Reste que le nombre de disparitions (1047) est légèrement supérieur aux créations (943). Derrière cette apparente stabilité de l'effectif total pointe une évolution plus profonde dans un domaine jugé crucial pour l'attractivité touristique de la capitale. Les chaînes de magasins prennent en effet de plus en plus de place. François Mohrt, chargé d'études à l'Apur fait le compte :

"Autour de 30% de magasins de prêt-à-porter féminin faisaient partie d'une chaîne dans notre précédent décompte. Cette part est déjà passée de 18% à 21% lors des enquêtes antérieures. Il est probable qu'il y ait eu une augmentation cette année mais c'est à confirmer. "

Chasse aux bonnes affaires

Concrètement, ces chaînes disposent d'une force de frappe qui leur permet en pratique de mieux résister à la concurrence des ventes en ligne notamment. Ce qui irrite bien sûr les indépendants. Sur Facebook, le groupe "Soldes flottants, naufrage du métier" créé par le Patrick Aboukrat fondateur des boutiques multimarques Abou D'Abi Bazar fait ainsi la chasse aux "bonnes" affaires... mais pour les dénoncer. Le commerçant a d'ailleurs porté ses revendications jusqu'à Bercy, via une lettre à Carole Delga, la secrétaire d'Etat au commerce.

De son côté, la co-fondatrice de la Minaudière, désormais responsable de boutique... dans une chaîne de prêt-à-porter, raconte :

"Avec la succession des ventes privées, des promotions en tous genre chez nos concurrents, nous n'avions pas le temps de vendre les produits au prix normal. Les gens avaient toujours l'impression de se faire avoir quand ils achetaient plein pot. Certains exigeaient même des rabais pour des chemises à 19,90 euros !"
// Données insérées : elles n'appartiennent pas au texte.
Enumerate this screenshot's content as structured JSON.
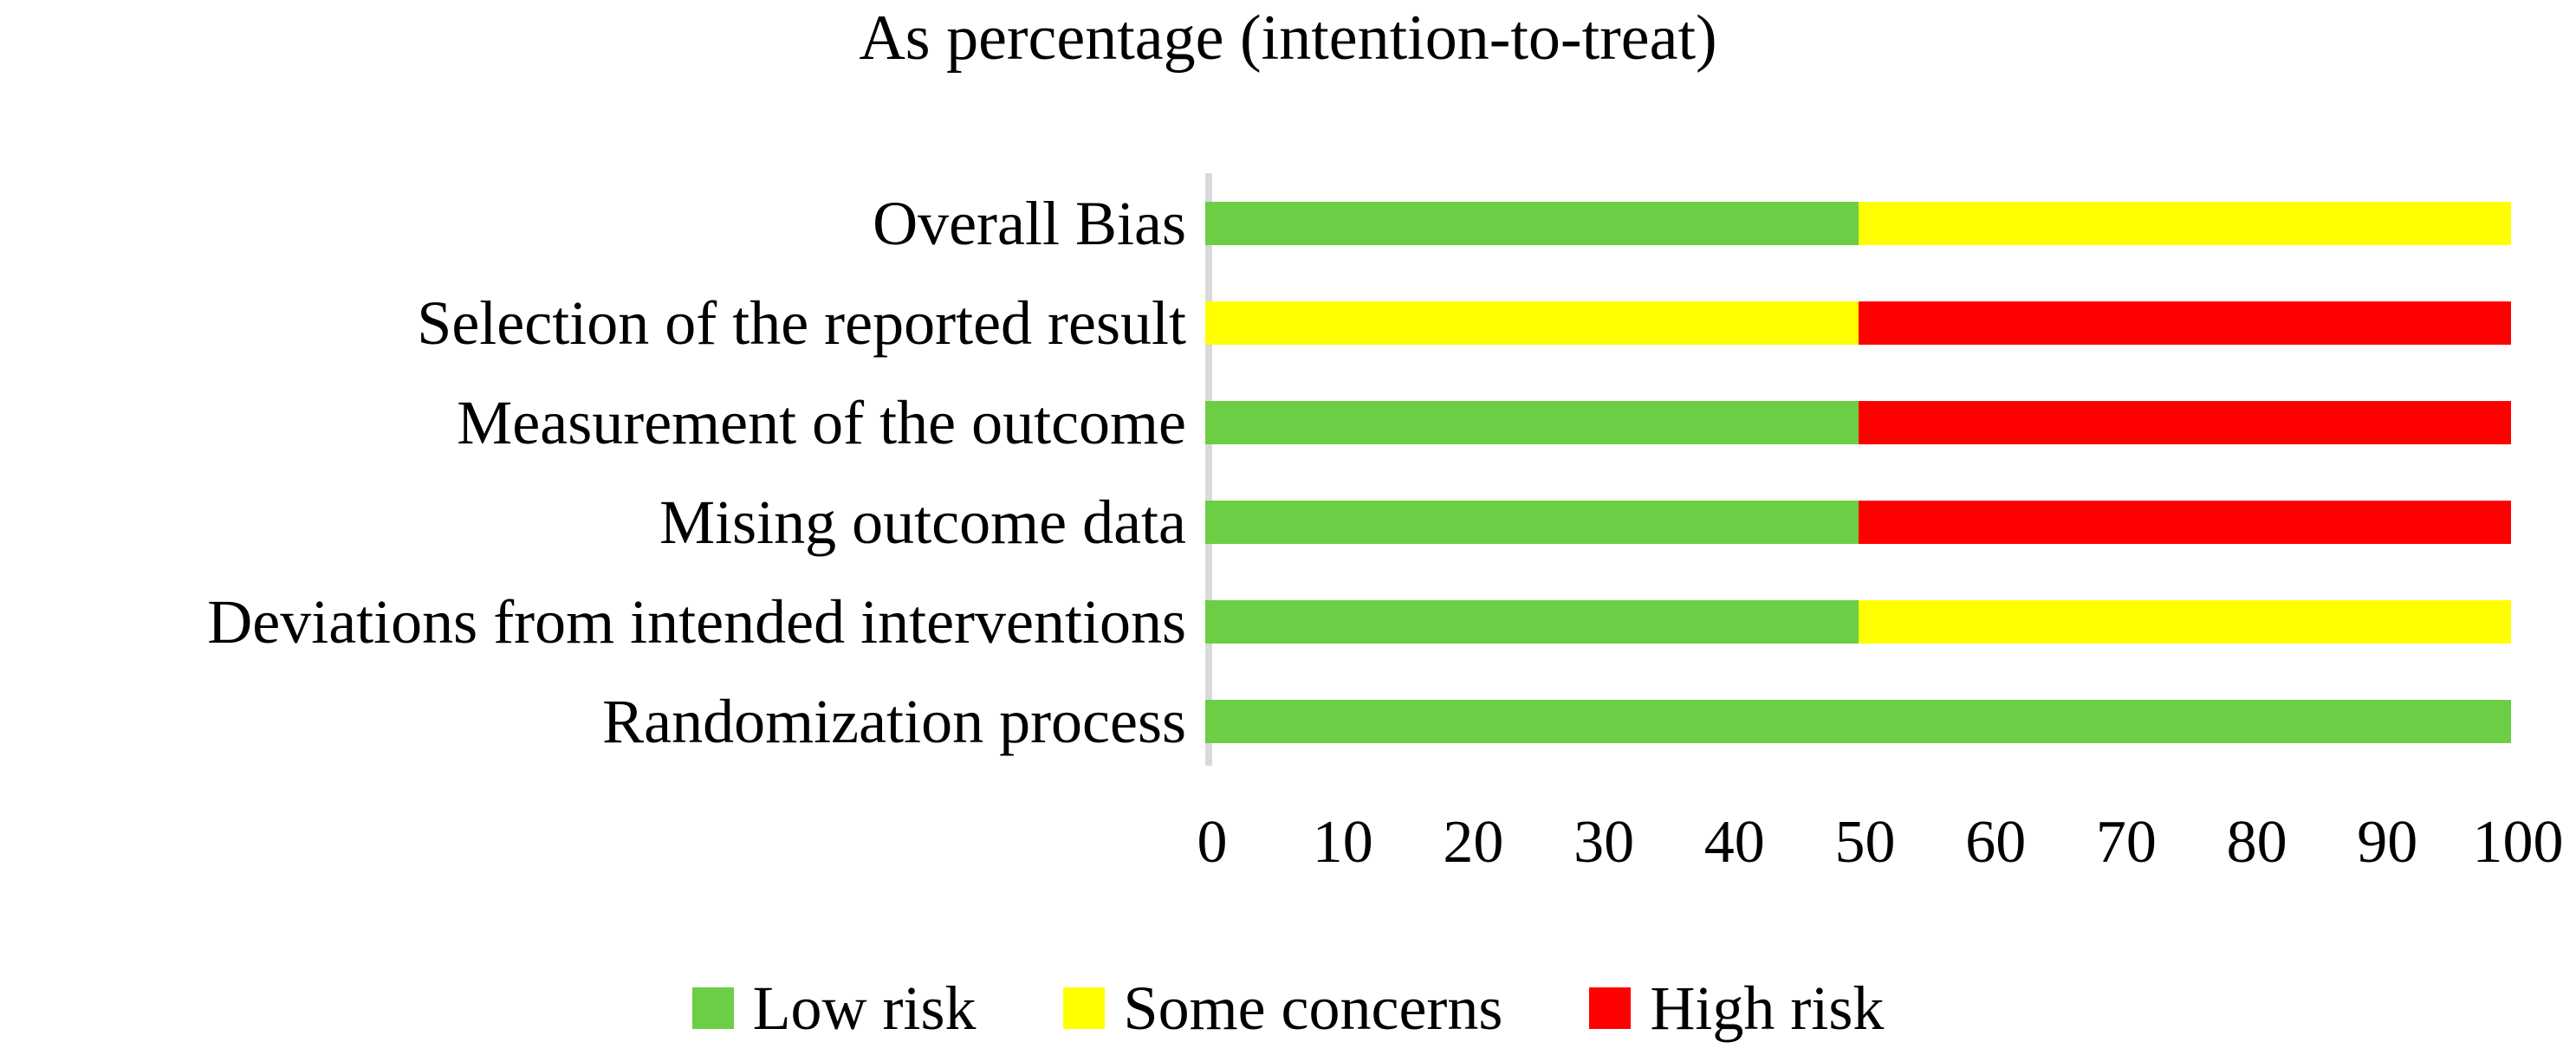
{
  "chart_data": {
    "type": "bar",
    "orientation": "horizontal",
    "stacked": true,
    "unit": "percent",
    "title": "As percentage (intention-to-treat)",
    "categories": [
      "Overall Bias",
      "Selection of the reported result",
      "Measurement of the outcome",
      "Mising outcome data",
      "Deviations from intended interventions",
      "Randomization process"
    ],
    "series": [
      {
        "name": "Low risk",
        "color": "#6CCE44",
        "values": [
          50,
          0,
          50,
          50,
          50,
          100
        ]
      },
      {
        "name": "Some concerns",
        "color": "#FFFF00",
        "values": [
          50,
          50,
          0,
          0,
          50,
          0
        ]
      },
      {
        "name": "High risk",
        "color": "#FF0000",
        "values": [
          0,
          50,
          50,
          50,
          0,
          0
        ]
      }
    ],
    "xlim": [
      0,
      100
    ],
    "x_ticks": [
      0,
      10,
      20,
      30,
      40,
      50,
      60,
      70,
      80,
      90,
      100
    ],
    "legend_position": "bottom",
    "grid": false
  },
  "colors": {
    "background": "#FFFFFF",
    "axis_line": "#D9D9D9",
    "text": "#000000"
  }
}
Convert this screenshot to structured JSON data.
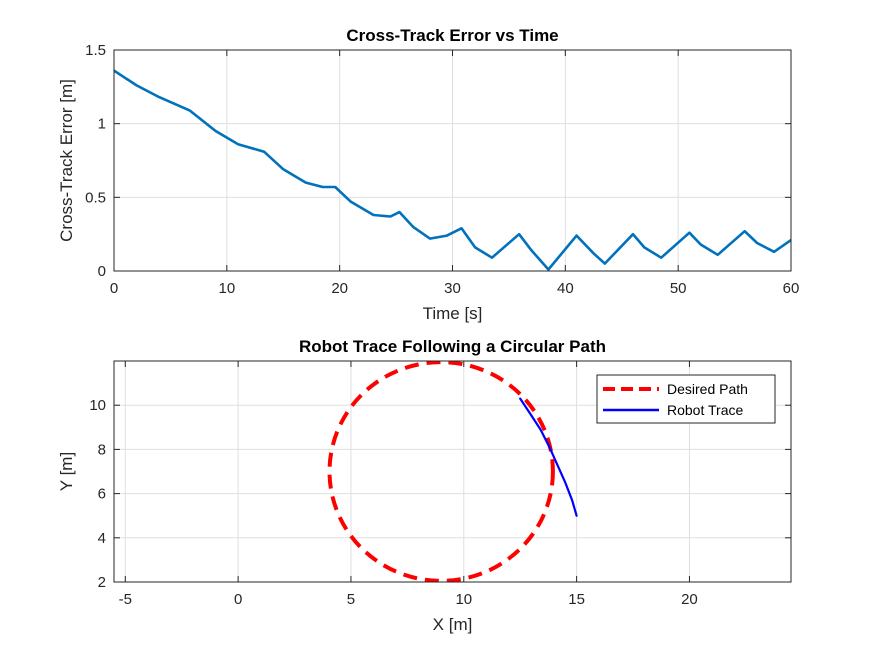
{
  "chart_data": [
    {
      "type": "line",
      "title": "Cross-Track Error vs Time",
      "xlabel": "Time [s]",
      "ylabel": "Cross-Track Error [m]",
      "xlim": [
        0,
        60
      ],
      "ylim": [
        0,
        1.5
      ],
      "xticks": [
        0,
        10,
        20,
        30,
        40,
        50,
        60
      ],
      "yticks": [
        0,
        0.5,
        1,
        1.5
      ],
      "xtick_labels": [
        "0",
        "10",
        "20",
        "30",
        "40",
        "50",
        "60"
      ],
      "ytick_labels": [
        "0",
        "0.5",
        "1",
        "1.5"
      ],
      "grid": true,
      "series": [
        {
          "color": "#0072BD",
          "x": [
            0,
            2,
            4,
            6.7,
            9,
            11,
            13.3,
            15,
            17,
            18.5,
            19.6,
            21,
            23,
            24.5,
            25.3,
            26.5,
            28,
            29.5,
            30.8,
            32,
            33.5,
            35.9,
            37,
            38.5,
            41,
            42.5,
            43.5,
            46,
            47,
            48.5,
            51,
            52,
            53.5,
            55.9,
            57,
            58.5,
            60
          ],
          "y": [
            1.36,
            1.26,
            1.18,
            1.09,
            0.95,
            0.86,
            0.81,
            0.69,
            0.6,
            0.57,
            0.57,
            0.47,
            0.38,
            0.37,
            0.4,
            0.3,
            0.22,
            0.24,
            0.29,
            0.16,
            0.09,
            0.25,
            0.14,
            0.01,
            0.24,
            0.12,
            0.05,
            0.25,
            0.16,
            0.09,
            0.26,
            0.18,
            0.11,
            0.27,
            0.19,
            0.13,
            0.21
          ]
        }
      ]
    },
    {
      "type": "line",
      "title": "Robot Trace Following a Circular Path",
      "xlabel": "X [m]",
      "ylabel": "Y [m]",
      "xlim": [
        -5.5,
        24.5
      ],
      "ylim": [
        2,
        12
      ],
      "xticks": [
        -5,
        0,
        5,
        10,
        15,
        20
      ],
      "yticks": [
        2,
        4,
        6,
        8,
        10
      ],
      "xtick_labels": [
        "-5",
        "0",
        "5",
        "10",
        "15",
        "20"
      ],
      "ytick_labels": [
        "2",
        "4",
        "6",
        "8",
        "10"
      ],
      "grid": true,
      "legend_position": "top-right",
      "series": [
        {
          "name": "Desired Path",
          "color": "#FF0000",
          "style": "dashed",
          "shape": "circle",
          "center": [
            9,
            7
          ],
          "radius": 4.95
        },
        {
          "name": "Robot Trace",
          "color": "#0000FF",
          "style": "solid",
          "x": [
            15,
            14.8,
            14.5,
            14.15,
            13.8,
            13.4,
            12.95,
            12.5
          ],
          "y": [
            5,
            5.7,
            6.5,
            7.3,
            8.1,
            8.9,
            9.6,
            10.3
          ]
        }
      ]
    }
  ]
}
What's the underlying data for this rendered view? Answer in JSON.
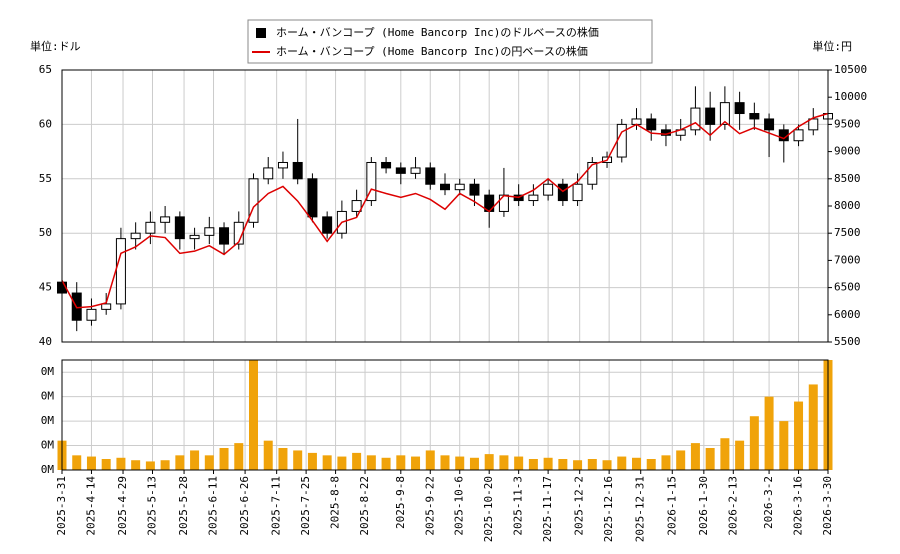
{
  "chart_data": {
    "type": "candlestick",
    "y_unit": "単位:ドル",
    "y2_unit": "単位:円",
    "legend": "top",
    "grid": true,
    "x": [
      "2025-3-31",
      "2025-4-7",
      "2025-4-14",
      "2025-4-21",
      "2025-4-28",
      "2025-5-5",
      "2025-5-12",
      "2025-5-19",
      "2025-5-26",
      "2025-6-2",
      "2025-6-9",
      "2025-6-16",
      "2025-6-23",
      "2025-6-30",
      "2025-7-7",
      "2025-7-14",
      "2025-7-21",
      "2025-7-28",
      "2025-8-4",
      "2025-8-11",
      "2025-8-18",
      "2025-8-25",
      "2025-9-1",
      "2025-9-8",
      "2025-9-15",
      "2025-9-22",
      "2025-9-29",
      "2025-10-6",
      "2025-10-13",
      "2025-10-20",
      "2025-10-27",
      "2025-11-3",
      "2025-11-10",
      "2025-11-17",
      "2025-11-24",
      "2025-12-1",
      "2025-12-8",
      "2025-12-15",
      "2025-12-22",
      "2025-12-29",
      "2026-1-5",
      "2026-1-12",
      "2026-1-19",
      "2026-1-26",
      "2026-2-2",
      "2026-2-9",
      "2026-2-16",
      "2026-2-23",
      "2026-3-2",
      "2026-3-9",
      "2026-3-16",
      "2026-3-23",
      "2026-3-30"
    ],
    "xlim": [
      "2025-3-31",
      "2026-3-30"
    ],
    "xticks": [
      "2025-3-31",
      "2025-4-14",
      "2025-4-29",
      "2025-5-13",
      "2025-5-28",
      "2025-6-11",
      "2025-6-26",
      "2025-7-11",
      "2025-7-25",
      "2025-8-8",
      "2025-8-22",
      "2025-9-8",
      "2025-9-22",
      "2025-10-6",
      "2025-10-20",
      "2025-11-3",
      "2025-11-17",
      "2025-12-2",
      "2025-12-16",
      "2025-12-31",
      "2026-1-15",
      "2026-1-30",
      "2026-2-13",
      "2026-3-2",
      "2026-3-16",
      "2026-3-30"
    ],
    "ylim": [
      40,
      65
    ],
    "yticks": [
      40,
      45,
      50,
      55,
      60,
      65
    ],
    "y2lim": [
      5500,
      10500
    ],
    "y2ticks": [
      5500,
      6000,
      6500,
      7000,
      7500,
      8000,
      8500,
      9000,
      9500,
      10000,
      10500
    ],
    "up_color": "#ffffff",
    "down_color": "#000000",
    "series": [
      {
        "name": "ホーム・バンコープ (Home Bancorp Inc)のドルベースの株価",
        "color": "#000000",
        "open": [
          45.5,
          44.5,
          42,
          43,
          43.5,
          49.5,
          50,
          51,
          51.5,
          49.5,
          49.8,
          50.5,
          49,
          51,
          55,
          56,
          56.5,
          55,
          51.5,
          50,
          52,
          53,
          56.5,
          56,
          55.5,
          56,
          54.5,
          54,
          54.5,
          53.5,
          52,
          53.5,
          53,
          53.5,
          54.5,
          53,
          54.5,
          56.5,
          57,
          60,
          60.5,
          59.5,
          59,
          59.5,
          61.5,
          60,
          62,
          61,
          60.5,
          59.5,
          58.5,
          59.5,
          60.5
        ],
        "high": [
          46.5,
          45.5,
          44,
          44.5,
          50.5,
          51,
          52,
          52.5,
          52,
          50.5,
          51.5,
          51,
          52,
          55.5,
          57,
          57.5,
          60.5,
          55.5,
          52,
          53,
          54,
          57,
          57,
          56.5,
          57,
          56.5,
          55.5,
          55,
          55,
          54,
          56,
          54.5,
          54.5,
          55,
          55,
          55.5,
          57,
          57.5,
          60.5,
          61.5,
          61,
          60,
          60.5,
          63.5,
          63,
          63.5,
          63,
          62,
          61,
          60,
          60,
          61.5,
          62
        ],
        "low": [
          42,
          41,
          41.5,
          42.5,
          43,
          48.5,
          49,
          50,
          48.5,
          48.5,
          49,
          48,
          48.5,
          50.5,
          54.5,
          55,
          54.5,
          51,
          49.5,
          49.5,
          51.5,
          52.5,
          55.5,
          54.5,
          55,
          54,
          53.5,
          53.5,
          52.5,
          50.5,
          51.5,
          52.5,
          52.5,
          53,
          52.5,
          52.5,
          54,
          56,
          56.5,
          59.5,
          58.5,
          58,
          58.5,
          59,
          58.5,
          59.5,
          59.5,
          59.5,
          57,
          56.5,
          58,
          59,
          60
        ],
        "close": [
          44.5,
          42,
          43,
          43.5,
          49.5,
          50,
          51,
          51.5,
          49.5,
          49.8,
          50.5,
          49,
          51,
          55,
          56,
          56.5,
          55,
          51.5,
          50,
          52,
          53,
          56.5,
          56,
          55.5,
          56,
          54.5,
          54,
          54.5,
          53.5,
          52,
          53.5,
          53,
          53.5,
          54.5,
          53,
          54.5,
          56.5,
          57,
          60,
          60.5,
          59.5,
          59,
          59.5,
          61.5,
          60,
          62,
          61,
          60.5,
          59.5,
          58.5,
          59.5,
          60.5,
          61
        ]
      },
      {
        "name": "ホーム・バンコープ (Home Bancorp Inc)の円ベースの株価",
        "color": "#dd0000",
        "axis": "y2",
        "values": [
          6630,
          6130,
          6150,
          6220,
          7130,
          7250,
          7450,
          7420,
          7130,
          7170,
          7270,
          7110,
          7340,
          7980,
          8230,
          8360,
          8090,
          7730,
          7350,
          7700,
          7790,
          8310,
          8230,
          8160,
          8230,
          8120,
          7940,
          8230,
          8080,
          7900,
          8190,
          8160,
          8290,
          8500,
          8270,
          8450,
          8760,
          8840,
          9360,
          9500,
          9340,
          9320,
          9400,
          9530,
          9300,
          9550,
          9330,
          9440,
          9340,
          9240,
          9460,
          9620,
          9700
        ]
      }
    ],
    "volume": {
      "color": "#f0a30a",
      "ylim": [
        0,
        450000
      ],
      "yticks": [
        {
          "value": 0,
          "label": "0M"
        },
        {
          "value": 100000,
          "label": "0M"
        },
        {
          "value": 200000,
          "label": "0M"
        },
        {
          "value": 300000,
          "label": "0M"
        },
        {
          "value": 400000,
          "label": "0M"
        }
      ],
      "values": [
        120000,
        60000,
        55000,
        45000,
        50000,
        40000,
        35000,
        40000,
        60000,
        80000,
        60000,
        90000,
        110000,
        450000,
        120000,
        90000,
        80000,
        70000,
        60000,
        55000,
        70000,
        60000,
        50000,
        60000,
        55000,
        80000,
        60000,
        55000,
        50000,
        65000,
        60000,
        55000,
        45000,
        50000,
        45000,
        40000,
        45000,
        40000,
        55000,
        50000,
        45000,
        60000,
        80000,
        110000,
        90000,
        130000,
        120000,
        220000,
        300000,
        200000,
        280000,
        350000,
        450000
      ]
    }
  }
}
Commerces de bouche "épargnés"

Certes, des détracteurs pourront toujours fouiller dans ses comptes et reprocher une mauvaise gestion. Peut-être faut-il aussi blâmer l'emplacement choisi pour ses boutiques, dans une petite rue d'un quartier où pullulent surtout boulangeries, boucheries, bars et restaurants. Des commerces de bouche qui, eux, ont été relativement épargnés dans la capitale par l'arrivée massive des supérettes de proximité. Paris compte par exemple 15% de cavistes en plus en 2014 par rapport à 2011, le même rythme de hausse qu'au cours des trois années précédentes.

 "Nous nous félicitons de la diversité dans l'alimentation traditionnelle, boulangers, bouchers etc", vante de son côté, Olivia Polski adjointe à la Maire de Paris en charge du commerce, de l'artisanat,  des professions libérales et indépendantes. Il faut dire que l'action publique a privilégié ce type de commerce. François Mohrt, à l'Apur, rappelle :

"Dans les "rues-marchés" comme la rue Clerc par exemple, un artisan de bouche ne peut être remplacé que par un autre commerce alimentaire indépendant"

En outre, la Mairie met en avant l'action de la Semaest, une société de la Ville de Paris chargée de l'animation économique qui a repris des locaux pour les confier à des indépendants à un prix un peu moins élevé que le marché. L'organisme s'est notamment penché sur le cas des librairies. Selon son directeur général, Didier Dely, l'organisme en "possède" 55 dans le Quartier Latin, où par jeu de chaises musicales, certaines ont été remplacées par... des chaînes de prêt-à-porter.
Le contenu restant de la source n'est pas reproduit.